O mapeamento digital na Rocinha segue três critérios: o tipo de moradia, a melhoria da infraestrutura de maneira eficiente e a possibilidade de agilizar a regularização fundiária por meio de moedas digitais para evitar burocracia e reduzir o custo de transferência de títulos. “Se conseguirmos lidar com isso, porém, os moradores das favelas poderiam comprar e vender imóveis mais facilmente do que em qualquer sistema formal de registro de imóveis. Ter um melhor conhecimento do layout físico das favelas também poderia melhorar as condições de vida. Os projetistas urbanos poderiam usar esses dados para decidir onde instalar escadas, ou quais estruturas remover para permitir mais ar, sol ou luz.”, dizem os pesquisadores.
No entanto, ainda não está claro de que maneira esses dados seriam protegidos e em quais termos eles seriam disponibilizados e armazenados. A privacidade dos dados é um dos temas mais recorrentes na discussão sobre novas tecnologias, fomentando diversos documentários e estudos sobre o impacto da coleta de dados na vida. No site oficial do projeto, não há nenhuma menção a política de privacidade e onde os dados já captados estão sendo armazenados.
Privacidade em xeque
A falta de transparência e o uso desenfreado de dados sobre as pessoas tem sido questionado ao redor do mundo sobre até que ponto os benefícios de novos aplicativos podem sobrepor o direito individual de privacidade das pessoas. Para a cientista da Computação, Nina da Hora, a produção massiva de dados dificulta pensar no armazenamento e proteção. “Vale lembrar até que ponto não disponibilizar os dados e os processos com os moradores pode lá na frente se tornar um problema de privacidade de dados”, questiona a especialista.
Não são só as casas que estão sendo mapeadas. Pessoas, também. Mas Fajardo garante que elas são apagadas da pesquisa. “O scanner não capta pessoas dentro de casas. Dentro de casa só com o consentimento da pessoa”, finaliza.
Procuramos o diretor da BRTECH3, Carlos Coutinho, empresa responsável por manusear os scanners 3D com sede em Macaé, no norte do estado do Rio. Ele disse que os dados estão armazenados no MIT e com cópias off-line nos bancos de dados da empresa, “sempre respeitando nossa política interna de privacidade e em conformidade com as políticas da nova LGPD.”.
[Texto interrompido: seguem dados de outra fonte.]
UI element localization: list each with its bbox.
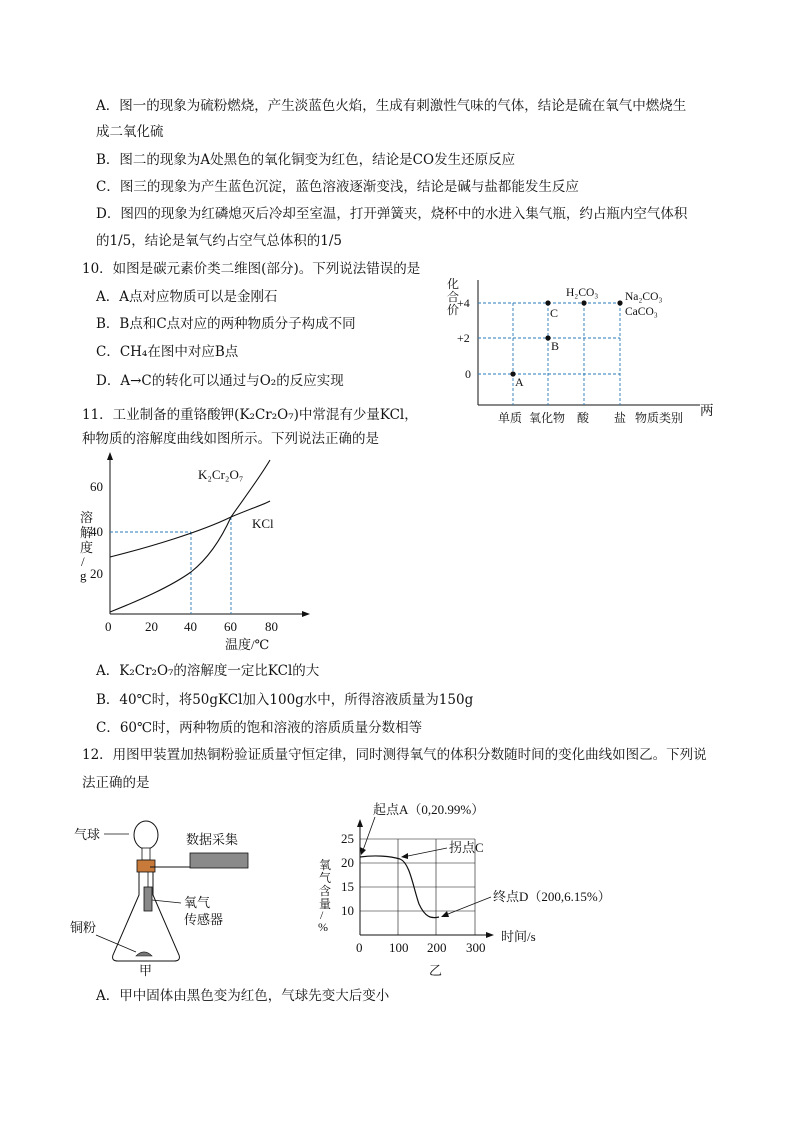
label-turning-c: 拐点C — [449, 840, 484, 855]
oxygen-ylabel-c3: 含 — [319, 884, 332, 898]
q11-stem-line1: 11．工业制备的重铬酸钾(K₂Cr₂O₇)中常混有少量KCl， — [82, 407, 418, 423]
q9-option-d-line2: 的1/5，结论是氧气约占空气总体积的1/5 — [96, 233, 342, 249]
q11-option-c: C．60℃时，两种物质的饱和溶液的溶质质量分数相等 — [96, 720, 423, 736]
valence-xtick-element: 单质 — [498, 411, 523, 425]
q10-option-a: A．A点对应物质可以是金刚石 — [96, 289, 278, 305]
q12-option-a: A．甲中固体由黑色变为红色，气球先变大后变小 — [96, 988, 390, 1004]
q9-option-a-line2: 成二氧化硫 — [96, 124, 164, 140]
oxygen-xtick-100: 100 — [389, 940, 409, 955]
valence-ytick-0: 0 — [465, 367, 471, 381]
oxygen-ylabel-c5: / — [320, 908, 324, 922]
oxygen-ylabel-c1: 氧 — [319, 858, 332, 872]
oxygen-xtick-300: 300 — [466, 940, 486, 955]
oxygen-ylabel-c6: % — [318, 920, 328, 934]
label-c: C — [550, 306, 559, 320]
solubility-ylabel-c2: 解 — [80, 525, 94, 540]
oxygen-ytick-25: 25 — [341, 831, 354, 846]
solubility-xlabel: 温度/℃ — [225, 637, 270, 652]
q11-option-a: A．K₂Cr₂O₇的溶解度一定比KCl的大 — [96, 663, 320, 679]
valence-xtick-oxide: 氧化物 — [529, 411, 566, 425]
label-h2co3: H₂CO₃ — [566, 287, 599, 299]
valence-ylabel-char2: 合 — [447, 290, 460, 304]
q9-option-b: B．图二的现象为A处黑色的氧化铜变为红色，结论是CO发生还原反应 — [96, 152, 516, 168]
k2cr2o7-curve — [110, 460, 270, 612]
point-c — [545, 300, 550, 305]
solubility-guides — [110, 517, 231, 614]
stray-char: 两 — [700, 403, 714, 419]
solubility-ytick-40: 40 — [90, 524, 103, 539]
label-kcl: KCl — [252, 516, 274, 531]
q9-option-d-line1: D．图四的现象为红磷熄灭后冷却至室温，打开弹簧夹，烧杯中的水进入集气瓶，约占瓶内空气体积 — [96, 206, 688, 222]
label-na2co3: Na₂CO₃ — [625, 291, 663, 303]
solubility-ylabel-c1: 溶 — [80, 510, 94, 525]
q10-stem: 10．如图是碳元素价类二维图(部分)。下列说法错误的是 — [82, 261, 421, 277]
valence-grid — [478, 303, 620, 405]
oxygen-ylabel-c2: 气 — [319, 871, 332, 885]
oxygen-ytick-10: 10 — [341, 903, 354, 918]
solubility-ytick-20: 20 — [90, 566, 103, 581]
q9-option-c: C．图三的现象为产生蓝色沉淀，蓝色溶液逐渐变浅，结论是碱与盐都能发生反应 — [96, 179, 579, 195]
copper-powder — [136, 952, 152, 956]
label-balloon: 气球 — [74, 827, 101, 842]
solubility-xtick-60: 60 — [224, 619, 237, 634]
kcl-curve — [110, 501, 270, 557]
solubility-ytick-60: 60 — [90, 479, 103, 494]
valence-ytick-plus2: +2 — [457, 331, 470, 345]
oxygen-ytick-15: 15 — [341, 879, 354, 894]
oxygen-xtick-0: 0 — [356, 940, 363, 955]
point-h2co3 — [581, 300, 586, 305]
q11-option-b: B．40℃时，将50gKCl加入100g水中，所得溶液质量为150g — [96, 692, 474, 708]
label-end-d: 终点D（200,6.15%） — [493, 889, 611, 904]
solubility-xtick-40: 40 — [184, 619, 197, 634]
oxygen-xlabel: 时间/s — [501, 929, 536, 944]
label-k2cr2o7: K₂Cr₂O₇ — [198, 467, 244, 482]
label-a: A — [515, 375, 524, 389]
oxygen-chart — [315, 797, 655, 980]
point-b — [545, 335, 550, 340]
oxygen-sensor — [144, 887, 152, 911]
carbon-valence-class-diagram — [435, 272, 720, 432]
q9-option-a-line1: A．图一的现象为硫粉燃烧，产生淡蓝色火焰，生成有刺激性气味的气体，结论是硫在氧气中燃烧生 — [96, 98, 687, 114]
q12-stem-line2: 法正确的是 — [82, 775, 150, 791]
flask — [113, 872, 180, 961]
q10-option-b: B．B点和C点对应的两种物质分子构成不同 — [96, 316, 356, 332]
q10-option-d: D．A→C的转化可以通过与O₂的反应实现 — [96, 373, 344, 389]
solubility-xtick-80: 80 — [265, 619, 278, 634]
label-sensor-2: 传感器 — [184, 912, 224, 927]
balloon — [134, 821, 158, 849]
solubility-ylabel-c5: g — [80, 568, 87, 583]
stopper — [137, 860, 155, 872]
solubility-xtick-0: 0 — [105, 619, 112, 634]
oxygen-ylabel-c4: 量 — [319, 897, 332, 911]
caption-jia: 甲 — [139, 963, 153, 978]
label-b: B — [551, 339, 560, 353]
label-caco3: CaCO₃ — [625, 306, 658, 318]
valence-ytick-plus4: +4 — [457, 296, 470, 310]
solubility-xtick-20: 20 — [145, 619, 158, 634]
oxygen-ytick-20: 20 — [341, 855, 354, 870]
caption-yi: 乙 — [429, 963, 443, 978]
oxygen-xtick-200: 200 — [427, 940, 447, 955]
valence-ylabel-char1: 化 — [447, 277, 460, 291]
solubility-ylabel-c3: 度 — [80, 540, 94, 555]
apparatus-figure — [66, 815, 256, 980]
q10-option-c: C．CH₄在图中对应B点 — [96, 344, 239, 360]
solubility-ylabel-c4: / — [81, 554, 85, 569]
q11-stem-line2: 种物质的溶解度曲线如图所示。下列说法正确的是 — [82, 431, 379, 447]
q12-stem-line1: 12．用图甲装置加热铜粉验证质量守恒定律，同时测得氧气的体积分数随时间的变化曲线如图乙。下列说 — [82, 747, 707, 763]
point-salt — [617, 300, 622, 305]
solubility-chart — [70, 452, 320, 660]
valence-ylabel-char3: 价 — [447, 303, 460, 317]
valence-xtick-salt: 盐 — [614, 411, 627, 425]
label-sensor-1: 氧气 — [184, 895, 211, 910]
label-start-a: 起点A（0,20.99%） — [373, 802, 485, 817]
valence-xlabel: 物质类别 — [635, 411, 684, 425]
label-collector: 数据采集 — [186, 832, 239, 847]
data-collector — [190, 853, 248, 868]
label-copper: 铜粉 — [70, 920, 97, 935]
valence-xtick-acid: 酸 — [577, 411, 590, 425]
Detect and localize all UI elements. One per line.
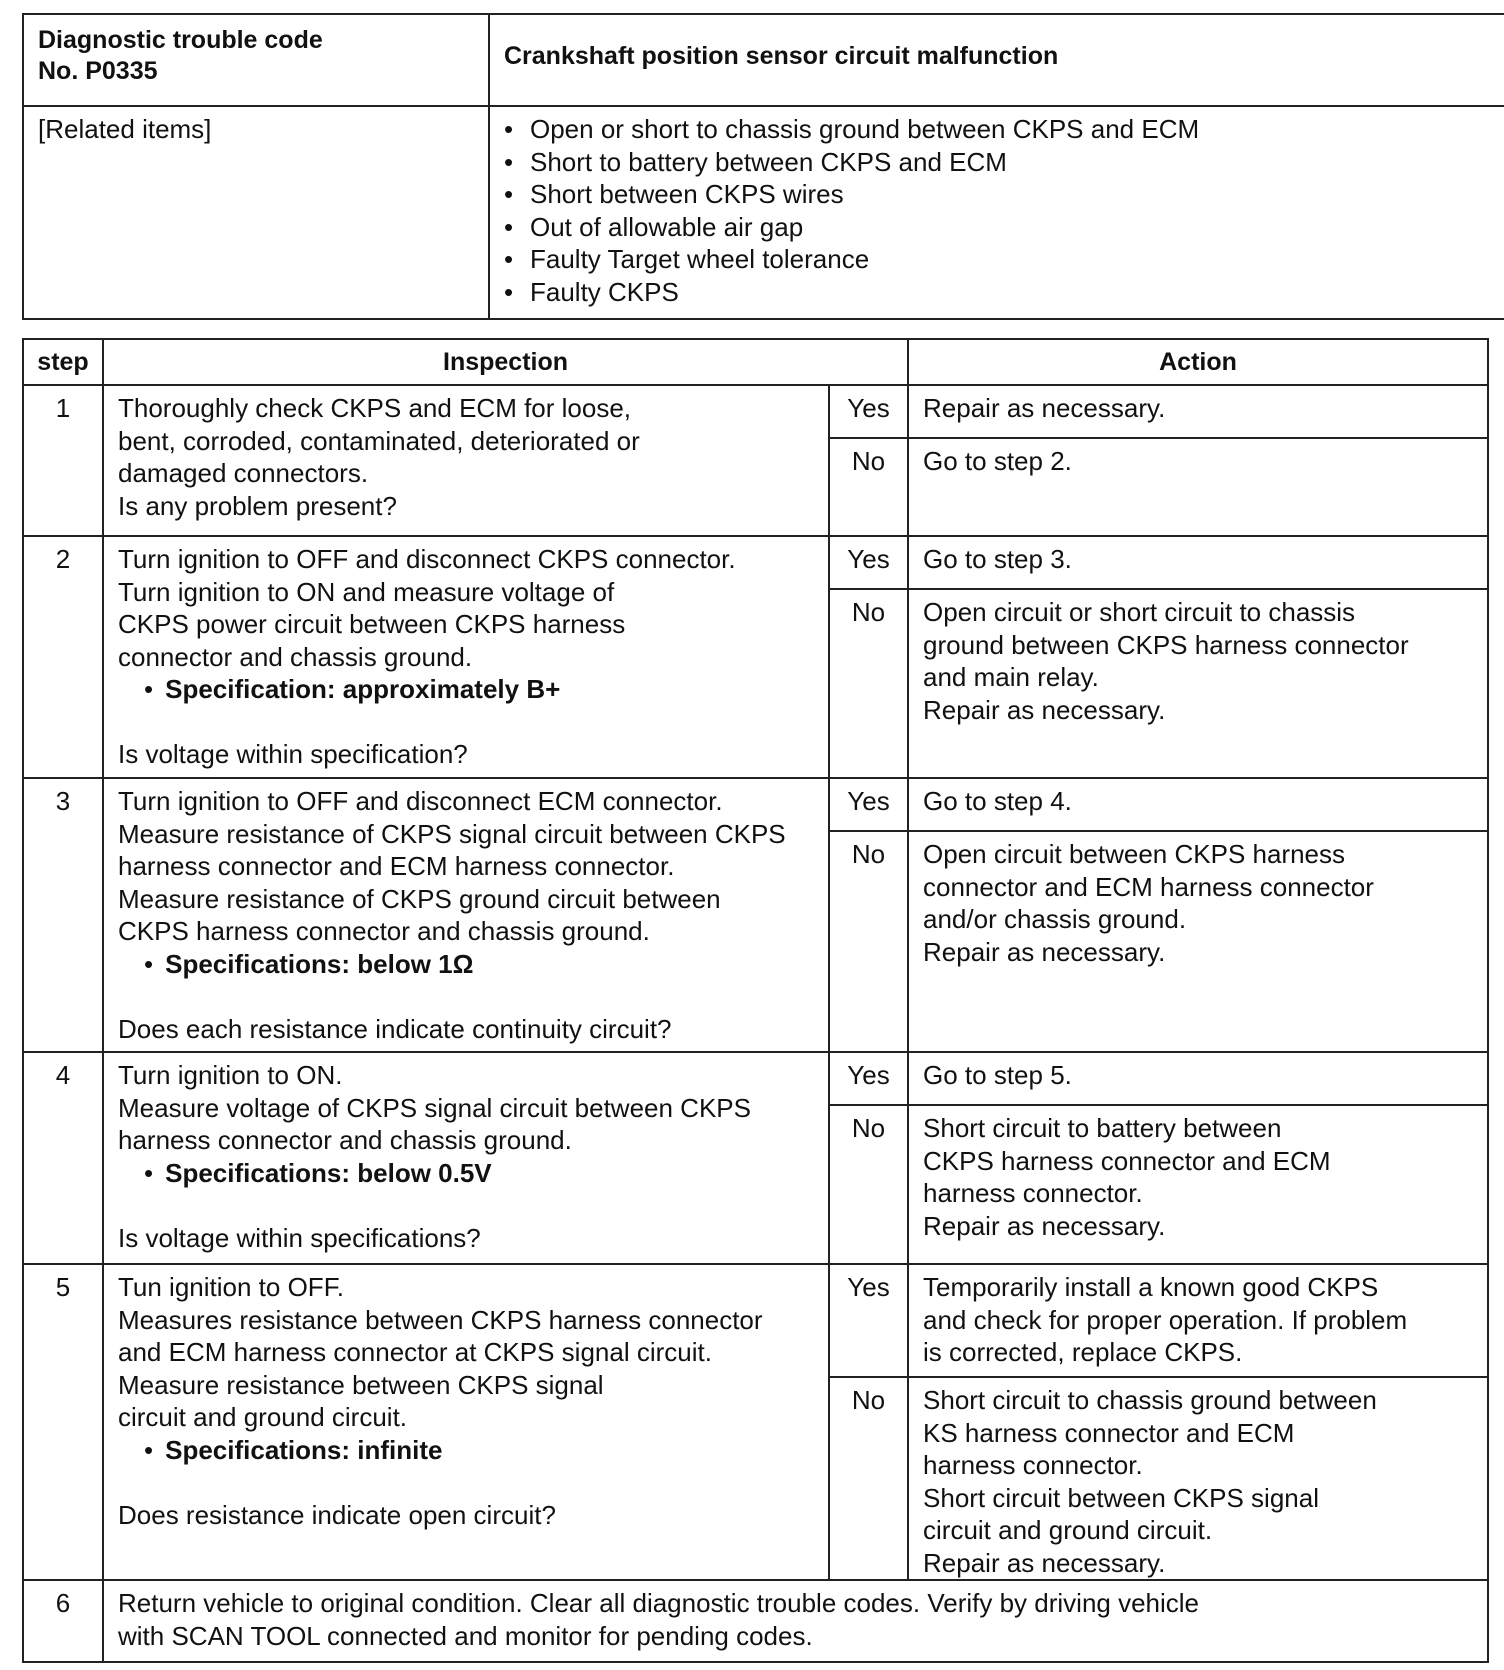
inspection-cell <box>103 778 829 1052</box>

LGPD é a sigla para Lei Geral de Proteção de Dados do Brasil, em vigor desde de 2020. A LGPD estabelece regras sobre coleta, armazenamento, tratamento e compartilhamento de dados pessoais, impondo mais proteção e penalidades para o não cumprimento.
A Prefeitura do Rio não publicou nenhuma informação desde o começo da pesquisa, embora esteja atuando pelos bastidores. Apurado pelo Fala Roça, as áreas de levantamento ainda estão sendo definidas pela prefeitura, entretanto, não há verba para que saia do papel.
De acordo com o Banco Mundial (Bird), mais de 50% da população global vive hoje em áreas urbanas. Até 2045, a população urbana mundial aumentará 1,5 vezes para 6 bilhões, sendo metade desses moradores de favelas, segundo outro estudo da ONU.
O Bird alerta que os líderes municipais devem agir rapidamente para planejar o crescimento e fornecer os serviços básicos, infraestrutura e habitação acessível para suas populações em expansão. Como é o caso da Rocinha que não parará de crescer e a cada dia sofre mais com a falta de serviços de saneamento básico.